Wilshire is negotiating with several entities regarding the sale of its Canadian oil and gas business.

The US business, Wilshire Oil Co. of Texas, listed proved reserves of 569,000 bbl of liquids and 8.6 bcf of gas as of Dec. 31, 2002. Its 2002 production totaled 49,000 bbl of liquids and 1.021 bcf of gas.

Teton's Goloil stake

Teton declined to identify the buyer or terms of the deal. Goloil is a Russian joint stock company that owns the Eguryak license in Siberia.

The sale price will include all outstanding loans and accrued interest owed to Teton. Proceeds from the sale will be used for a pending Russian oil field acquisition, the company said.

The pending Russian property acquisition will produce 3,400 b/d net to Teton, the company said. A spokeswoman declined to provide any additional details, including the field involved, the seller, or the value of the deal. The company has said only that "a major western European partner" is involved.

PYR-Venus

Venus is under supervision of the US Bankruptcy Court in the Eastern District of Texas. PYR said the purchase provides for a net profits interest payable to the Venus Exploration Trust.

The acquisition includes net production of 980 Mcfed and 4.667 bcfe of proved reserves.

The assets being acquired are the Tortuga Grande (Cotton Valley) prospect in Smith County, Tex., and the Nome and Madison prospects in Jefferson County, Tex. Nome and Madison are Expanded Yegua fairway prospects.

Link Energy-Plains All American

As a result of the deal with Plains All American, Link Energy—formerly EOTT Energy, one of the largest US independent gatherers and marketers of crude oil—has no further operations and will wind down its business affairs, executives said.

A unit of Enron Corp. previously held a 25% stake in EOTT Energy and was general partner.

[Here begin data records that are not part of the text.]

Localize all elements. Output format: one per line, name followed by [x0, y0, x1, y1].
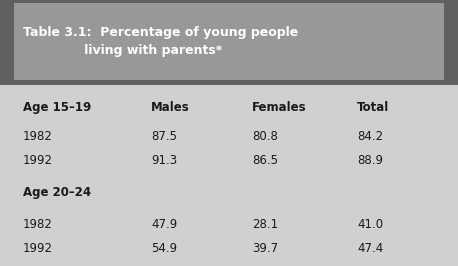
Text: 80.8: 80.8: [252, 131, 278, 143]
Text: Age 20–24: Age 20–24: [23, 186, 91, 199]
Text: 1982: 1982: [23, 131, 53, 143]
Text: 54.9: 54.9: [151, 242, 177, 255]
Text: 91.3: 91.3: [151, 155, 177, 167]
Text: 86.5: 86.5: [252, 155, 278, 167]
Bar: [14, 3, 444, 80]
Text: Males: Males: [151, 101, 190, 114]
Bar: [0, 0, 458, 85]
Text: Table 3.1:  Percentage of young people
              living with parents*: Table 3.1: Percentage of young people li…: [23, 26, 298, 57]
Text: 1982: 1982: [23, 218, 53, 231]
Text: Age 15–19: Age 15–19: [23, 101, 91, 114]
Text: 47.4: 47.4: [357, 242, 383, 255]
Text: Total: Total: [357, 101, 389, 114]
Text: 88.9: 88.9: [357, 155, 383, 167]
Text: 28.1: 28.1: [252, 218, 278, 231]
Text: 1992: 1992: [23, 155, 53, 167]
Text: 47.9: 47.9: [151, 218, 177, 231]
Text: 41.0: 41.0: [357, 218, 383, 231]
Text: 84.2: 84.2: [357, 131, 383, 143]
Text: 39.7: 39.7: [252, 242, 278, 255]
Text: 1992: 1992: [23, 242, 53, 255]
Text: Females: Females: [252, 101, 306, 114]
Text: 87.5: 87.5: [151, 131, 177, 143]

Facing Enron-related financial difficulties, EOTT Energy filed for Chapter 11 bankruptcy protection in 2002, from which it emerged in 2003 as Link Energy.

In addition to a cash payment of $273 million, Plains All American agreed to assume $49 million of liabilities and net working capital items and expects to incur $8 million of third-party and other costs.

Link's oil business included 7,000 miles of active crude oil pipeline and gathering systems, more than 10 million bbl of crude oil storage capacity, a fleet of 200 trucks, and 2 million bbl of crude oil line fill and working inventory.

"The Link assets are complementary to our assets in West Texas and along the Gulf Coast. Additionally, this acquisition meaningfully expands our footprint in the Rocky Mountain and Oklahoma-Kansas regions," said Greg L. Armstrong, Plains All American chairman and CEO. "Due to the significant overlap of administrative and back office expenses, we believe that we can capture annual cost savings and commercial synergies in the range of $20-30 million within the first 18 months after the acquisition is completed."

Targa-ConocoPhillips

Terms of the deal were not disclosed, but analysts estimated the transaction's value at $200-300 million. Targa and ConocoPhillips already received all necessary regulatory approvals. The transaction is expected to close this month.

The Texas assets involve an integrated gathering and processing system with 1,200 mile of pipelines covering parts of eight counties from San Angelo to Big Springs.

The Louisiana assets involve an integrated gathering and processing system covering 2,000 sq miles.

Targa Resources was formed last year to acquire gas gathering, processing, and pipeline assets. Targa CEO Rene R. Joyce and several executives previously worked together at Tejas Gas Corp., which Shell Oil Co. bought in 1998 for $2.4 billion.

Crosstex Energy-LIG Pipeline Co.

Crosstex's acquisition increases its assets to 4,500 miles of pipeline, 1.2 bcfd of transported volumes, and more than 700 MMcfd of processing capacity.

"This asset gives Crosstex a strategic presence all along the Gulf Coast, from South Texas to Mississippi while practically doubling our pipeline footprint," said Crosstex Pres. and CEO Barry E. Davis.

LIG, one of Louisiana's largest intrastate pipelines, has 2,000 miles of gas gathering and transmission systems in 29 parishes.

The company's subsidiaries acquired in the deal were LIG Inc., Louisiana Intrastate Gas Co. LLC, LIG Chemical Co., LIG Liquids Co. LLC, and Tuscaloosa Pipeline Co.